Following some video hijinks involving Ed Koch and turtle-esque jiggling, Mayor Bloomberg got down to business delivering his 11th annual "State Of The City" speech in the Bronx today. Besides serving as a kind of summary of his achievements in office as well as a glimpse at what he'd like his legacy to be, Bloomberg's speech most notably touched on a plan to shake up the school system by offering monetary incentives to high-performing teachers while booting the worst ones: "We need to be able to identify those ineffective teachers and give them the support they need to grow," he said. "And if that doesn’t work, we need to be able to move them out."
The mayor said he plans to give all city teachers who are rated as “highly effective” two years in a row a $20,000 boost, in an effort to retain the best teachers.
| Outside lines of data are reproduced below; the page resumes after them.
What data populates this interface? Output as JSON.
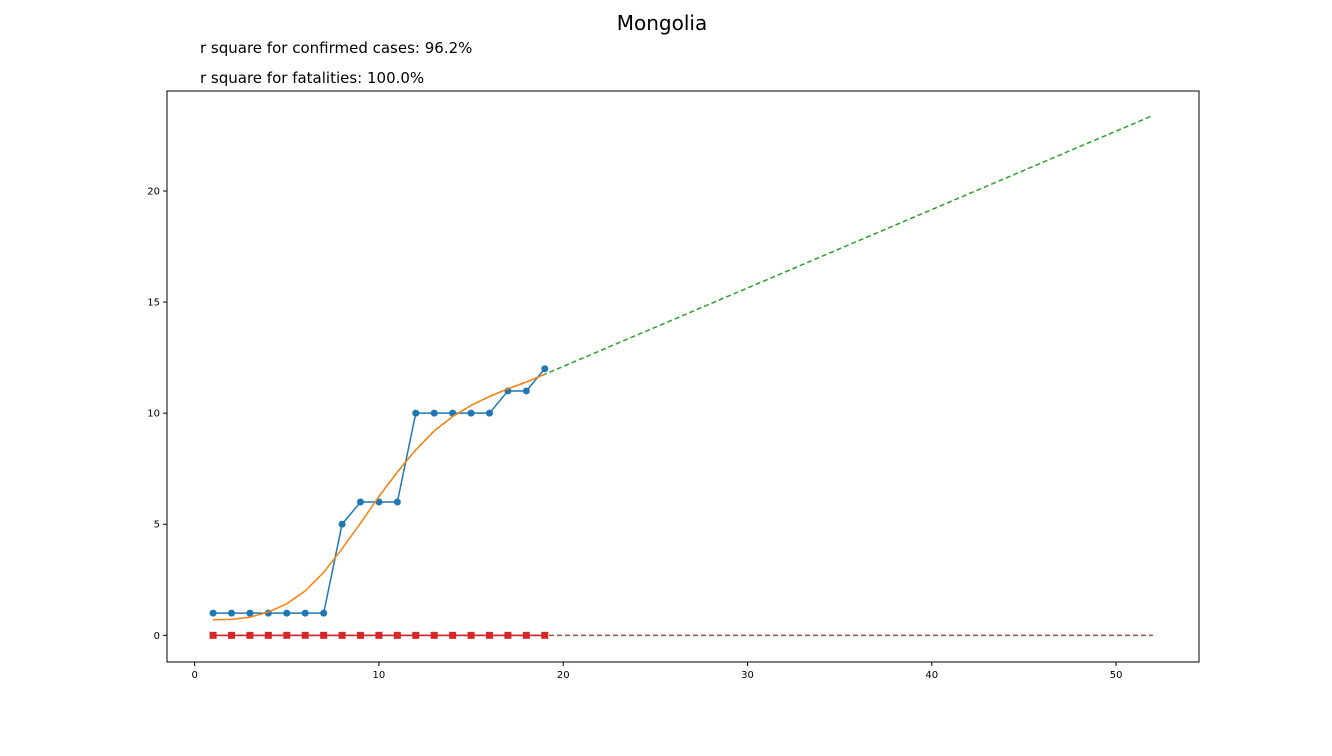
{
  "figure": {
    "title": "Mongolia",
    "annotations": [
      "r square for confirmed cases: 96.2%",
      "r square for fatalities: 100.0%"
    ]
  },
  "colors": {
    "confirmed": "#1f77b4",
    "confirmed_fit": "#ff7f0e",
    "confirmed_projection": "#2ca02c",
    "fatalities": "#d62728",
    "fatalities_fit": "#9467bd",
    "fatalities_projection": "#8c564b",
    "axis": "#000000"
  },
  "chart_data": {
    "type": "line",
    "title": "Mongolia",
    "xlabel": "",
    "ylabel": "",
    "xlim": [
      -1.5,
      54.5
    ],
    "ylim": [
      -1.2,
      24.5
    ],
    "xticks": [
      0,
      10,
      20,
      30,
      40,
      50
    ],
    "yticks": [
      0,
      5,
      10,
      15,
      20
    ],
    "grid": false,
    "legend": "none",
    "series": [
      {
        "key": "confirmed",
        "style": "line-marker-circle",
        "x": [
          1,
          2,
          3,
          4,
          5,
          6,
          7,
          8,
          9,
          10,
          11,
          12,
          13,
          14,
          15,
          16,
          17,
          18,
          19
        ],
        "y": [
          1,
          1,
          1,
          1,
          1,
          1,
          1,
          5,
          6,
          6,
          6,
          10,
          10,
          10,
          10,
          10,
          11,
          11,
          12
        ]
      },
      {
        "key": "confirmed_fit",
        "style": "line",
        "x": [
          1,
          2,
          3,
          4,
          5,
          6,
          7,
          8,
          9,
          10,
          11,
          12,
          13,
          14,
          15,
          16,
          17,
          18,
          19
        ],
        "y": [
          0.7,
          0.72,
          0.82,
          1.05,
          1.42,
          2.0,
          2.83,
          3.9,
          5.05,
          6.25,
          7.35,
          8.35,
          9.2,
          9.85,
          10.35,
          10.75,
          11.1,
          11.4,
          11.75
        ]
      },
      {
        "key": "confirmed_projection",
        "style": "dashed",
        "x": [
          10,
          11,
          12,
          13,
          14,
          15,
          16,
          17,
          18,
          19,
          52
        ],
        "y": [
          6.25,
          7.35,
          8.35,
          9.2,
          9.85,
          10.35,
          10.75,
          11.1,
          11.4,
          11.75,
          23.4
        ]
      },
      {
        "key": "fatalities",
        "style": "line-marker-square",
        "x": [
          1,
          2,
          3,
          4,
          5,
          6,
          7,
          8,
          9,
          10,
          11,
          12,
          13,
          14,
          15,
          16,
          17,
          18,
          19
        ],
        "y": [
          0,
          0,
          0,
          0,
          0,
          0,
          0,
          0,
          0,
          0,
          0,
          0,
          0,
          0,
          0,
          0,
          0,
          0,
          0
        ]
      },
      {
        "key": "fatalities_fit",
        "style": "line",
        "x": [
          1,
          19
        ],
        "y": [
          0,
          0
        ]
      },
      {
        "key": "fatalities_projection",
        "style": "dashed",
        "x": [
          1,
          52
        ],
        "y": [
          0,
          0
        ]
      }
    ]
  }
}
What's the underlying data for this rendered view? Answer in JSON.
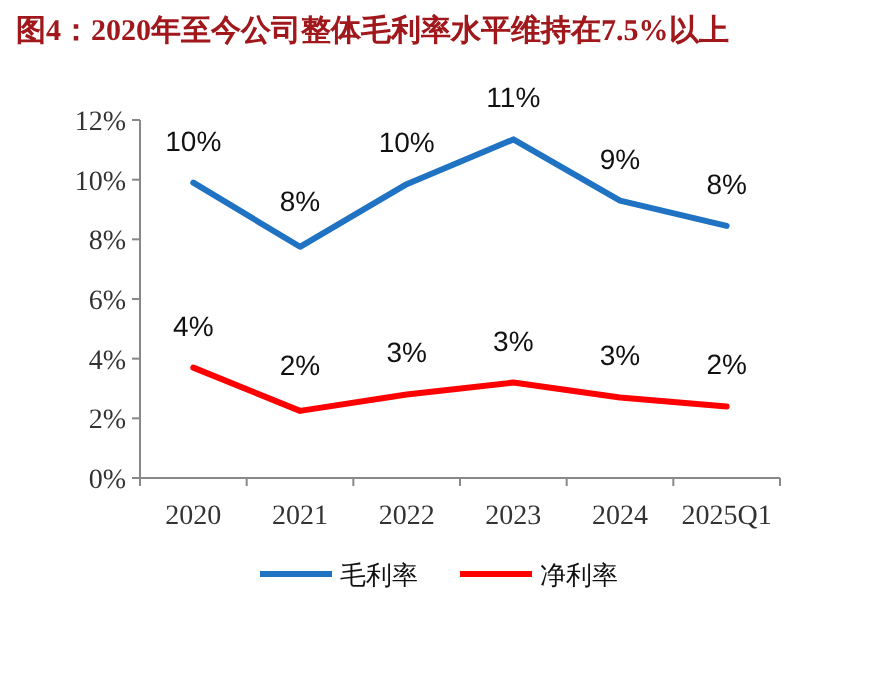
{
  "chart_data": {
    "type": "line",
    "title": "图4：2020年至今公司整体毛利率水平维持在7.5%以上",
    "categories": [
      "2020",
      "2021",
      "2022",
      "2023",
      "2024",
      "2025Q1"
    ],
    "series": [
      {
        "name": "毛利率",
        "color": "#1f73c2",
        "values": [
          9.9,
          7.75,
          9.85,
          11.35,
          9.3,
          8.45
        ],
        "value_labels": [
          "10%",
          "8%",
          "10%",
          "11%",
          "9%",
          "8%"
        ]
      },
      {
        "name": "净利率",
        "color": "#ff0000",
        "values": [
          3.7,
          2.25,
          2.8,
          3.2,
          2.7,
          2.4
        ],
        "value_labels": [
          "4%",
          "2%",
          "3%",
          "3%",
          "3%",
          "2%"
        ]
      }
    ],
    "ylim": [
      0,
      12
    ],
    "yticks": [
      {
        "value": 0,
        "label": "0%"
      },
      {
        "value": 2,
        "label": "2%"
      },
      {
        "value": 4,
        "label": "4%"
      },
      {
        "value": 6,
        "label": "6%"
      },
      {
        "value": 8,
        "label": "8%"
      },
      {
        "value": 10,
        "label": "10%"
      },
      {
        "value": 12,
        "label": "12%"
      }
    ],
    "grid": false,
    "legend": "bottom",
    "marker": "none",
    "line_style": "solid"
  }
}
He also proposed paying college graduates in the “top tier” up to $25,000 toward their student loans: “The burden of paying back college loans can sometimes lead top-level students to cross teaching off their list of possible careers. But we need their talents in our classrooms,” the mayor told attendees at the speech, held at the Morris High School campus.
This new plan lines up pretty closely with contentious statements the mayor had made in December: "If I had the ability, which nobody does really, to just design a system and say, ‘ex cathedra, this is what we’re going to do,’ you would cut the number of teachers in half, but you would double the compensation of them, and you would weed out all the bad ones." He later explained his major point was that spending money to keep talented teachers was worth it.
The mayor has been locked in a fight with the United Federation of Teachers over the new teacher evaluation system, a fight which put nearly $60 million in federal funding at risk. But he believes the city can keep the funds by forming school-based committees to judge teachers in those under-performing schools on merit. The committees could choose to replace up to half of the schools’ faculties if they wish, he said.
Among his other announcements: Bloomberg supports Assembly Speaker Sheldon Silver's push to boost the state’s minimum wage. He proposed plans to bring more affordable housing to the Lower East Side through new development near Delancey Street. He plans a new package of incentives to attract film and digital media companies to Grand Central Terminal area. He also promised to add more protected bike lanes, step up traffic enforcement, and enact the bike share program this summer.